Presented below are other results for BTS with VUSTX as risk-off: Portfolio Growth, Annual Returns, and Drawdowns.
Next, I inserted DBS in place of VUSTX as the risk-off asset, and reran the backtest of BTS to 1987. Shown below are the backtest results (1987 to present). With DBS used as risk-off, CAGR is reduced to 8.7%, SD is reduced to 4.4%, MaxDD is dramatically reduced to -3.1%, Worst Year is +0.2%, and monthly win rate is 75.6%. The MAR is substantially increased to 2.8.
This is to be expected in switching the risk-off asset from VUSTX to DBS. The objective here is to have a safeguard in case both equities and bonds become bearish at the same time. We pay for that safety by losing 2.5% of CAGR.
Other PV results of the BTS using DBS as risk-off are shown below: Portfolio Growth, Annual Returns, and Drawdowns.
Another option for risk-off for BTS is VBMFX. It is not a bad option, but my concern is that VBMFX has had three years of negative yearly return since 1987 as shown previously. And in 2013, VBMFX had a drawdown of -3.8% from May to August of 2013 while DBS had a drawdown of -1.7% in 2013. For comparison, the overall results of using VBMFX as the risk-off option in BTS are shown below:
In can be seen that using VBMFX as the risk-off option produces a slightly higher CAGR than using DBS (9.2% versus 8.7%). However, the MaxDD using VBMFX is substantially worse than using DBS (-4.8% versus -3.1%). So the MAR using VBMFX is 1.9 while the MAR using DBS is 2.8.

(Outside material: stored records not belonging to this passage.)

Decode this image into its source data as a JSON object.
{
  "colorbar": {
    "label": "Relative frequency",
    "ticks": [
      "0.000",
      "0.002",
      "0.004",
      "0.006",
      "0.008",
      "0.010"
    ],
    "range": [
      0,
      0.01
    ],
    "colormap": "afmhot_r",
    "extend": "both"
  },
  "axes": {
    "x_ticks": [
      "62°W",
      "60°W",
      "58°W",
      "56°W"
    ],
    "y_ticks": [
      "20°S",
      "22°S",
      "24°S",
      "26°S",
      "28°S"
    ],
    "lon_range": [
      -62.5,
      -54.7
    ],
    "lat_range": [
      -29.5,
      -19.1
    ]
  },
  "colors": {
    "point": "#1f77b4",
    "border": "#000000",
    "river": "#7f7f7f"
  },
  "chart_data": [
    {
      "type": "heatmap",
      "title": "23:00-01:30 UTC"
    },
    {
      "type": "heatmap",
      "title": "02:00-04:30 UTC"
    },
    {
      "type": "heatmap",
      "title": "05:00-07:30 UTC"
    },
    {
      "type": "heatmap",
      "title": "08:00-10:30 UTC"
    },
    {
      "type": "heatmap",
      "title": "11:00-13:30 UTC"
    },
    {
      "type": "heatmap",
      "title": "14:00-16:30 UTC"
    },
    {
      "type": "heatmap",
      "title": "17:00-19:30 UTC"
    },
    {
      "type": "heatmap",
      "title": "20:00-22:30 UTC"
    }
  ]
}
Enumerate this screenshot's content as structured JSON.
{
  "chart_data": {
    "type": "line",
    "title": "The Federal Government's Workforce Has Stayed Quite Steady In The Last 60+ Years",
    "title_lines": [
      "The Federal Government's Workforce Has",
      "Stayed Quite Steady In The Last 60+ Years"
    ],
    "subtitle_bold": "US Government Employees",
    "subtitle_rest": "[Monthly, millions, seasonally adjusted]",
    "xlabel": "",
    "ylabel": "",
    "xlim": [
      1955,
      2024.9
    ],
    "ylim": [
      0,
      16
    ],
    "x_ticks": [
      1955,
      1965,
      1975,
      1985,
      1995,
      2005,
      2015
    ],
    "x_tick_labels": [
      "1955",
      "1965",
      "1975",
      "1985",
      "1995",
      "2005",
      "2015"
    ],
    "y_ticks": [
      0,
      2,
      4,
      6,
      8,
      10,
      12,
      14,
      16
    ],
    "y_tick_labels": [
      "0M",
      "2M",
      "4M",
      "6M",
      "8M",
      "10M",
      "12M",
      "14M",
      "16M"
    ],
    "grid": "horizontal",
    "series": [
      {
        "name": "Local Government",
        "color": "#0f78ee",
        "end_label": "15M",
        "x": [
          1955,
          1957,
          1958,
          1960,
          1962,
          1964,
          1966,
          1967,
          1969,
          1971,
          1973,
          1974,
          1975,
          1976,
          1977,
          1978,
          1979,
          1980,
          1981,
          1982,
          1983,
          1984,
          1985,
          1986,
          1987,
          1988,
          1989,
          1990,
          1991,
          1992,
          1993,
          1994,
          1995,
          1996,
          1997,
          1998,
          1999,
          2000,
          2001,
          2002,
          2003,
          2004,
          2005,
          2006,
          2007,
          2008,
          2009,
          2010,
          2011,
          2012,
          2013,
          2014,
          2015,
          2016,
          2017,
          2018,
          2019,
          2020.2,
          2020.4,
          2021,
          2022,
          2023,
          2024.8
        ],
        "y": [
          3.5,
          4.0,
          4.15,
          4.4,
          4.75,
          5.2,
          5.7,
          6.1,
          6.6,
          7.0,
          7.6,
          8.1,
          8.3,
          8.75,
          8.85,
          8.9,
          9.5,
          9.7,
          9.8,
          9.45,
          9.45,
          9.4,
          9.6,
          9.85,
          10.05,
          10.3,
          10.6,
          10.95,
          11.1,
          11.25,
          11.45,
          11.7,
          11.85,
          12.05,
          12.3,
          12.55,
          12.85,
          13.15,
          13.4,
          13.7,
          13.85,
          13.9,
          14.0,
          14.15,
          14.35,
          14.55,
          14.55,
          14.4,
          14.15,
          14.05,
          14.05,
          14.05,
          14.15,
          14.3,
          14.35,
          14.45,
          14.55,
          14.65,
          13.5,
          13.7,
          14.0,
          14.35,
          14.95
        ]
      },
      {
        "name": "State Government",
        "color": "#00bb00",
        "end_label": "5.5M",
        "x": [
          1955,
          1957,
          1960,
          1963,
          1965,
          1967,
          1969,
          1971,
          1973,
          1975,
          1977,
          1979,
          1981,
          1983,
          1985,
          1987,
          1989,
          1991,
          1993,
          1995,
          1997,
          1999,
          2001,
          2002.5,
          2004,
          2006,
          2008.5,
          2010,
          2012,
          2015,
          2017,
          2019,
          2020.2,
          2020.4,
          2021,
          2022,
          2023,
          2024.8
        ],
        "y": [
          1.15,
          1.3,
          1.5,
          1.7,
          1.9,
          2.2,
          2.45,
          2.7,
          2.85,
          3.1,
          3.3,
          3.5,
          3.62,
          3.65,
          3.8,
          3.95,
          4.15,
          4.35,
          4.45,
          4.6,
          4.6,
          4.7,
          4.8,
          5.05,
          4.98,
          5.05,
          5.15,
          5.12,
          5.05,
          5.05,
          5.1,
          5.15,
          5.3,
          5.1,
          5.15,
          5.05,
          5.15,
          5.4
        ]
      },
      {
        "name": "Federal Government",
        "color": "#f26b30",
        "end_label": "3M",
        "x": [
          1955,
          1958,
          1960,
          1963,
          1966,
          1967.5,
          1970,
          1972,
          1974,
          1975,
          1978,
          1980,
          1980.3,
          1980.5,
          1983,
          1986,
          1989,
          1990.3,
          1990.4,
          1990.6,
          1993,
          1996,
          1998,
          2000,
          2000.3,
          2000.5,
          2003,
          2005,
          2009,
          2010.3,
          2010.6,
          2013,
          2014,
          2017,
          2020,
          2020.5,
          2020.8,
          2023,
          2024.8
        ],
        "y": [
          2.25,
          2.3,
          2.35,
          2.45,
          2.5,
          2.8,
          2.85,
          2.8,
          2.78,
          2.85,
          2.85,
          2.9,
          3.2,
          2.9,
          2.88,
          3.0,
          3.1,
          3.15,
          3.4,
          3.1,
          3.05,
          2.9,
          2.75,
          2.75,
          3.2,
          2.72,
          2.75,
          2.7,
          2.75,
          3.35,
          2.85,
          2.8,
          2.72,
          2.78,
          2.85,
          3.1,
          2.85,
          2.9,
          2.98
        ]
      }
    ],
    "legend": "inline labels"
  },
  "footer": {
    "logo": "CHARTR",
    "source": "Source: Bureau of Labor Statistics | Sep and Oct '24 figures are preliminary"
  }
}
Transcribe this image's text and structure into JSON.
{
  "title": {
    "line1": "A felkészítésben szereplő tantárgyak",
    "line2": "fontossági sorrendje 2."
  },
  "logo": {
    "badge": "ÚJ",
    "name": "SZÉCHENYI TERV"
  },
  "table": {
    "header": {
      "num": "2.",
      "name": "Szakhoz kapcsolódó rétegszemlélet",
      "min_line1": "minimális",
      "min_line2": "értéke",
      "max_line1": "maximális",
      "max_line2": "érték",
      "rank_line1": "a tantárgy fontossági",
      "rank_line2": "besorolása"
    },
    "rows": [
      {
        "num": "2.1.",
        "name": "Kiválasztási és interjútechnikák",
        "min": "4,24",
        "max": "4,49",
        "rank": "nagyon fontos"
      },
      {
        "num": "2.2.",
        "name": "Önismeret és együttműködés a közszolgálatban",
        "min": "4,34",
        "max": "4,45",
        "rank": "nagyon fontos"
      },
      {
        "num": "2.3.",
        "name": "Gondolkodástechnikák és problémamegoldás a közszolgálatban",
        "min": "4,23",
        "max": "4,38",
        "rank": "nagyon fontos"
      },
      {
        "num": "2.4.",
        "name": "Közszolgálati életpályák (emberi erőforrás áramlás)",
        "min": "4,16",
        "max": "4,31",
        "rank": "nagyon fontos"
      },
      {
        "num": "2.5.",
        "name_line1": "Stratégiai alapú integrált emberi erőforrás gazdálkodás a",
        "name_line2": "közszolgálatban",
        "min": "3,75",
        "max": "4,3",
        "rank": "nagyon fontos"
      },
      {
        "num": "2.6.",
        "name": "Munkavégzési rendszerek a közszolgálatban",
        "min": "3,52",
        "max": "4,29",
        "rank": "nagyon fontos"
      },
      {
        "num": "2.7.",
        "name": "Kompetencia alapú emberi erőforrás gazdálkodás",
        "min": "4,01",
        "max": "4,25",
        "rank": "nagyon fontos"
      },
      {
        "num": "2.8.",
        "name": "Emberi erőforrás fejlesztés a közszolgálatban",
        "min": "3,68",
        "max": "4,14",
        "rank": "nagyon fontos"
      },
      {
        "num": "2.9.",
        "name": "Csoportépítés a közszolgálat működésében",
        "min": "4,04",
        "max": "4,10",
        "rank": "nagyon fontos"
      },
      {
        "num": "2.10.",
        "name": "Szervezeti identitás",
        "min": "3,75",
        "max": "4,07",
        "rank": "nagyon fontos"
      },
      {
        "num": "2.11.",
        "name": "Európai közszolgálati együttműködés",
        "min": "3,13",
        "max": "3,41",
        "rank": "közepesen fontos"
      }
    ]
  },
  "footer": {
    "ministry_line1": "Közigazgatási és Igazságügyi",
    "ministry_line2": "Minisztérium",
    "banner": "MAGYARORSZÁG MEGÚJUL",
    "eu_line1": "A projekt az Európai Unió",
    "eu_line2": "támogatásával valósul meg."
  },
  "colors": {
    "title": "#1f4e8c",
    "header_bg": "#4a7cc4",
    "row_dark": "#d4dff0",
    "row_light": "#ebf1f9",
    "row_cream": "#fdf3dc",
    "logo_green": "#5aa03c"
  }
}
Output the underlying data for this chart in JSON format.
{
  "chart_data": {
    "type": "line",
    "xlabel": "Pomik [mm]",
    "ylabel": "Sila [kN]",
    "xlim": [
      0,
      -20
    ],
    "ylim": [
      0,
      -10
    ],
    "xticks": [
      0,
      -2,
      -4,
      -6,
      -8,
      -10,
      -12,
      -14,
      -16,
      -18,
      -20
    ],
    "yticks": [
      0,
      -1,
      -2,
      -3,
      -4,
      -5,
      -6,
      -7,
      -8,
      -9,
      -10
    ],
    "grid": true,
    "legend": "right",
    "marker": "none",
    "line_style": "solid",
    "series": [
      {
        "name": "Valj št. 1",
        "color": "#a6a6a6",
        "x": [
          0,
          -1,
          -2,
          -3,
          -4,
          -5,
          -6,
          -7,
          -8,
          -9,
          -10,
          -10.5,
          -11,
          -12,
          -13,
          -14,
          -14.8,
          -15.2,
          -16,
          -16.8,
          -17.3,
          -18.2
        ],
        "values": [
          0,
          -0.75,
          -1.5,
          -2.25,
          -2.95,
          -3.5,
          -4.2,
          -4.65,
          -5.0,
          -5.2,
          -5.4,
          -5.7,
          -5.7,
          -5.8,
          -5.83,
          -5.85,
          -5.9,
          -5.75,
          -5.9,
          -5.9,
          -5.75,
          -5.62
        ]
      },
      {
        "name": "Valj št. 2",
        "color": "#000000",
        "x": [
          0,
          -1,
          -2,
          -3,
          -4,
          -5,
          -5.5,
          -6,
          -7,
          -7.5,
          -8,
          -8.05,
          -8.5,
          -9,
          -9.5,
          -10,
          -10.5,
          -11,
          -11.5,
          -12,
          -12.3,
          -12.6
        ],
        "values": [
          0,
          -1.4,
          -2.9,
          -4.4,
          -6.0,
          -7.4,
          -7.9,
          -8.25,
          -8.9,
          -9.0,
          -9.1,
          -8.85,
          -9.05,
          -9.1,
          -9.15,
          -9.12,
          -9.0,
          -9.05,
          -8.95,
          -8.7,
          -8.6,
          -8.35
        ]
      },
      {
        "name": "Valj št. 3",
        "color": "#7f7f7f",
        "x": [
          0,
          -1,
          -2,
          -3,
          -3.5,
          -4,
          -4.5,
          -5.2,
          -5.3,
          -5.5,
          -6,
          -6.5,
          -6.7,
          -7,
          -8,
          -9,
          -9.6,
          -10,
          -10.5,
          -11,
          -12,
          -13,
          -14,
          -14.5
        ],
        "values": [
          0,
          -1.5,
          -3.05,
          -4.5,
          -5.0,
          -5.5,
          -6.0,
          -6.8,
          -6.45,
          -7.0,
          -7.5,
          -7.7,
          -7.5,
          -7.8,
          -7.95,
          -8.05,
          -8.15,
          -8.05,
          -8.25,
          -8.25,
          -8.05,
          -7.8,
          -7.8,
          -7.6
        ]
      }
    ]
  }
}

In conclusion, this article discusses a defensive bond strategy that can be used to determine the risk-off assets to hold in place of risk-off assets that might be affected if rates increase. The momentum-based, low-volatility strategy shows a very high return-to-risk ratio (MAR = CAGR/MaxDD) of 2.3, with a MaxDD of -2.9% in backtesting to 1987.
If any of the top-ranked bond assets show negative absolute momentum over the previous month, then that portfolio money goes to cash (money market). Because short-duration one-month look-back periods are used together with monthly updates, the defensive bond strategy can respond very quickly to market conditions.
Here is the PV link to the DBS (FGOVX and FFXSX version) that contains all momentum parameters and set-up.
Disclosure: I am/we are long VWEHX, VFIIX, FFXSX. I wrote this article myself, and it expresses my own opinions. I am not receiving compensation for it. I have no business relationship with any company whose stock is mentioned in this article.